Chu Eats Dirt

At The Corner, Iain Murray reproduces this wonderful dialogue between Obama’s Energy Secretary, Steven Chu, and Congressman Cliff Stearns, in a House hearing yesterday:

REP. CLIFF STEARNS, R-Fla.: Last September you made a statement that somehow we have to figure out how to boost the price of gasoline to the levels in Europe, which at the time exceeded $8 a gallon. As Secretary of Energy, will you speak for or against any measures that would raise the price of gasoline?

SEC. CHU: As Secretary of Energy, I think especially now in today’s economic climate it would be completely unwise to want to increase the price of gasoline. And so we are looking forward to reducing the price of transportation in the American family. And this is done by encouraging fuel-efficient cars; this is done by developing alternative forms of fuel like biofuels that can lead to a separate source, an independent source of transportation fuel.

REP. STEARNS: But you can’t honestly believe that you want the American people to pay for gasoline at the prices, the level in Europe?

SEC. CHU: No, we don’t.

REP. STEARNS: No. But somehow, your statement, “Somehow we have to figure out how to boost the price of gasoline to the levels in Europe,” doesn’t that sound a little bit silly in retrospect for you to say that?

SEC. CHU: Yes.

The dialogue, unfortunately, ends there. Mr. Chu was not called on to explain how he could have been so “silly” in September but so wise now, seven months later, or what caused him to change his mind. It seems obvious that Chu said what he really thought in September, and now repudiates that view because it is politically untenable. But was Chu’s statement that we need to boost the price of gasoline to European levels really much different from Barack Obama’s comment, in the midst of last year’s meteoric energy price increases, that it would have been better if prices had increased more gradually? Or Obama’s willingness to see electricity prices “skyrocket” as a consequence of cap and trade?

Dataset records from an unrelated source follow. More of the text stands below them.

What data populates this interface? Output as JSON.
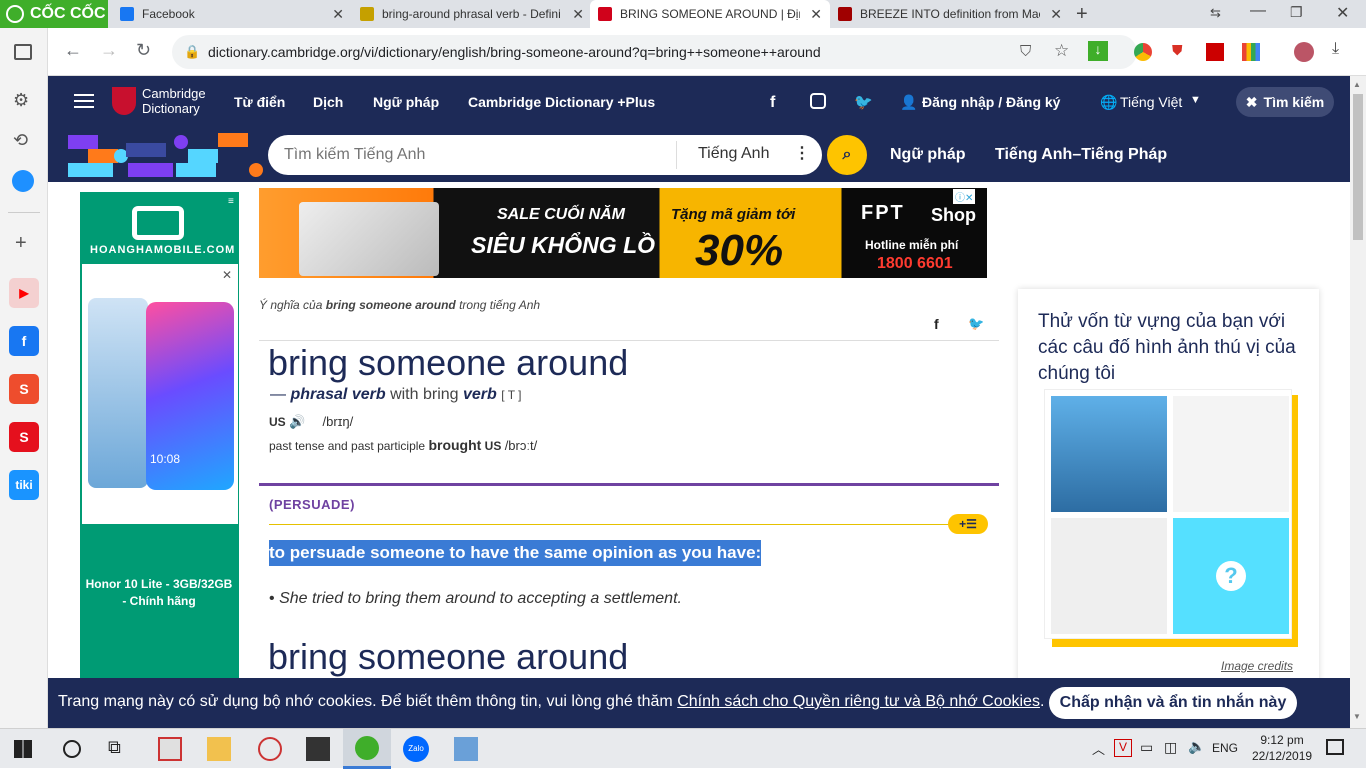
{
  "browser": {
    "brand": "CỐC CỐC",
    "tabs": [
      {
        "title": "Facebook",
        "color": "#1877f2"
      },
      {
        "title": "bring-around phrasal verb - Defini",
        "color": "#c5a000"
      },
      {
        "title": "BRING SOMEONE AROUND | Định",
        "color": "#d0021b"
      },
      {
        "title": "BREEZE INTO definition from Macm",
        "color": "#a00000"
      }
    ],
    "new_tab": "+",
    "url": "dictionary.cambridge.org/vi/dictionary/english/bring-someone-around?q=bring++someone++around"
  },
  "sidebar": {
    "apps": [
      {
        "name": "youtube",
        "color": "#ff0000",
        "glyph": "▶"
      },
      {
        "name": "facebook",
        "color": "#1877f2",
        "glyph": "f"
      },
      {
        "name": "shopee",
        "color": "#ee4d2d",
        "glyph": "S"
      },
      {
        "name": "sendo",
        "color": "#e5101d",
        "glyph": "S"
      },
      {
        "name": "tiki",
        "color": "#1a94ff",
        "glyph": "tiki"
      }
    ]
  },
  "header": {
    "logo_line1": "Cambridge",
    "logo_line2": "Dictionary",
    "nav": [
      "Từ điển",
      "Dịch",
      "Ngữ pháp",
      "Cambridge Dictionary +Plus"
    ],
    "login": "Đăng nhập / Đăng ký",
    "language": "Tiếng Việt",
    "search_toggle": "Tìm kiếm",
    "search_placeholder": "Tìm kiếm Tiếng Anh",
    "search_lang": "Tiếng Anh",
    "sub_nav": [
      "Ngữ pháp",
      "Tiếng Anh–Tiếng Pháp"
    ]
  },
  "ad_left": {
    "brand": "HOANGHAMOBILE.COM",
    "phone_time": "10:08",
    "caption": "Honor 10 Lite - 3GB/32GB - Chính hãng"
  },
  "ad_banner": {
    "line1": "SALE CUỐI NĂM",
    "line2": "SIÊU KHỔNG LỒ",
    "promo_label": "Tặng mã giảm tới",
    "promo_value": "30%",
    "shop_brand": "FPT",
    "shop_word": "Shop",
    "hotline_label": "Hotline miễn phí",
    "hotline": "1800 6601"
  },
  "entry": {
    "meaning_prefix": "Ý nghĩa của",
    "meaning_word": "bring someone around",
    "meaning_suffix": "trong tiếng Anh",
    "headword": "bring someone around",
    "pos_dash": "—",
    "pos": "phrasal verb",
    "with_text": "with bring",
    "verb": "verb",
    "grammar": "[ T ]",
    "region_us": "US",
    "ipa": "/brɪŋ/",
    "past_label": "past tense and past participle",
    "past_form": "brought",
    "past_region": "US",
    "past_ipa": "/brɔːt/",
    "guideword": "(PERSUADE)",
    "definition": "to persuade someone to have the same opinion as you have:",
    "example": "She tried to bring them around to accepting a settlement.",
    "headword2": "bring someone around"
  },
  "quiz": {
    "title": "Thử vốn từ vựng của bạn với các câu đố hình ảnh thú vị của chúng tôi",
    "question_mark": "?",
    "credits": "Image credits"
  },
  "cookie": {
    "text": "Trang mạng này có sử dụng bộ nhớ cookies. Để biết thêm thông tin, vui lòng ghé thăm",
    "link": "Chính sách cho Quyền riêng tư và Bộ nhớ Cookies",
    "period": ".",
    "accept": "Chấp nhận và ẩn tin nhắn này"
  },
  "taskbar": {
    "language": "ENG",
    "time": "9:12 pm",
    "date": "22/12/2019",
    "zalo": "Zalo"
  },
  "colors": {
    "cambridge_navy": "#1d2a57",
    "accent_yellow": "#fec400",
    "selection": "#3a7bd5",
    "guideword": "#6f42a1"
  }
}
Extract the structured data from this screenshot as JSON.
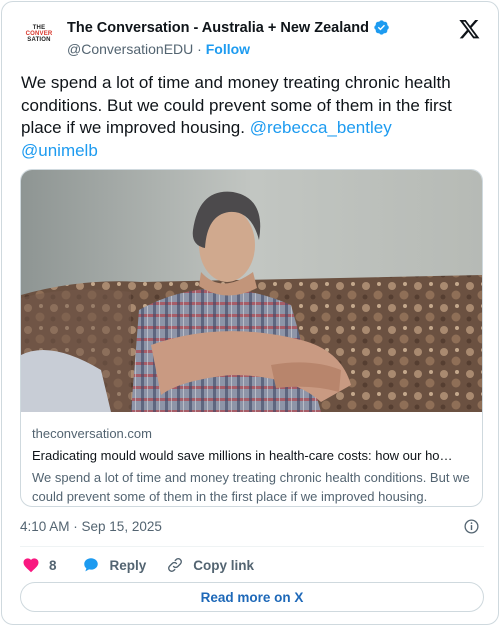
{
  "author": {
    "name": "The Conversation - Australia + New Zealand",
    "handle": "@ConversationEDU",
    "separator": "·",
    "follow_label": "Follow",
    "avatar_text": [
      "THE",
      "CONVER",
      "SATION"
    ],
    "verified_icon": "verified-badge-icon",
    "platform_icon": "x-logo-icon"
  },
  "tweet": {
    "text": "We spend a lot of time and money treating chronic health conditions. But we could prevent some of them in the first place if we improved housing. ",
    "mentions": [
      "@rebecca_bentley",
      "@unimelb"
    ]
  },
  "link_card": {
    "domain": "theconversation.com",
    "title": "Eradicating mould would save millions in health-care costs: how our ho…",
    "description": "We spend a lot of time and money treating chronic health conditions. But we could prevent some of them in the first place if we improved housing."
  },
  "meta": {
    "timestamp": "4:10 AM · Sep 15, 2025"
  },
  "actions": {
    "like_count": "8",
    "reply_label": "Reply",
    "copy_label": "Copy link"
  },
  "read_more_label": "Read more on X",
  "colors": {
    "accent": "#1d9bf0",
    "like": "#f91880",
    "text": "#0f1419",
    "muted": "#536471",
    "border": "#cfd9de"
  }
}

The truth is that liberals generally want higher energy prices. This is because they are either unconcerned with, or actively hostile to, economic growth. They think the world is rich enough already. (The common belief among liberals that there are too many people in the world rests on a similar foundation.) Thus, they are content to see energy prices rise, even though such increases necessarily dash the hopes of lower and middle-income Americans for greater prosperity.

The liberals who hold these views generally enjoy material circumstances consistent with their view that the world is rich enough already–for them, it is. But they know it is impossible, politically, to state clearly what they are up to–limiting the aspirations of their fellow Americans for prosperity and material success. So it is nice when, every once in a while, the truth comes out.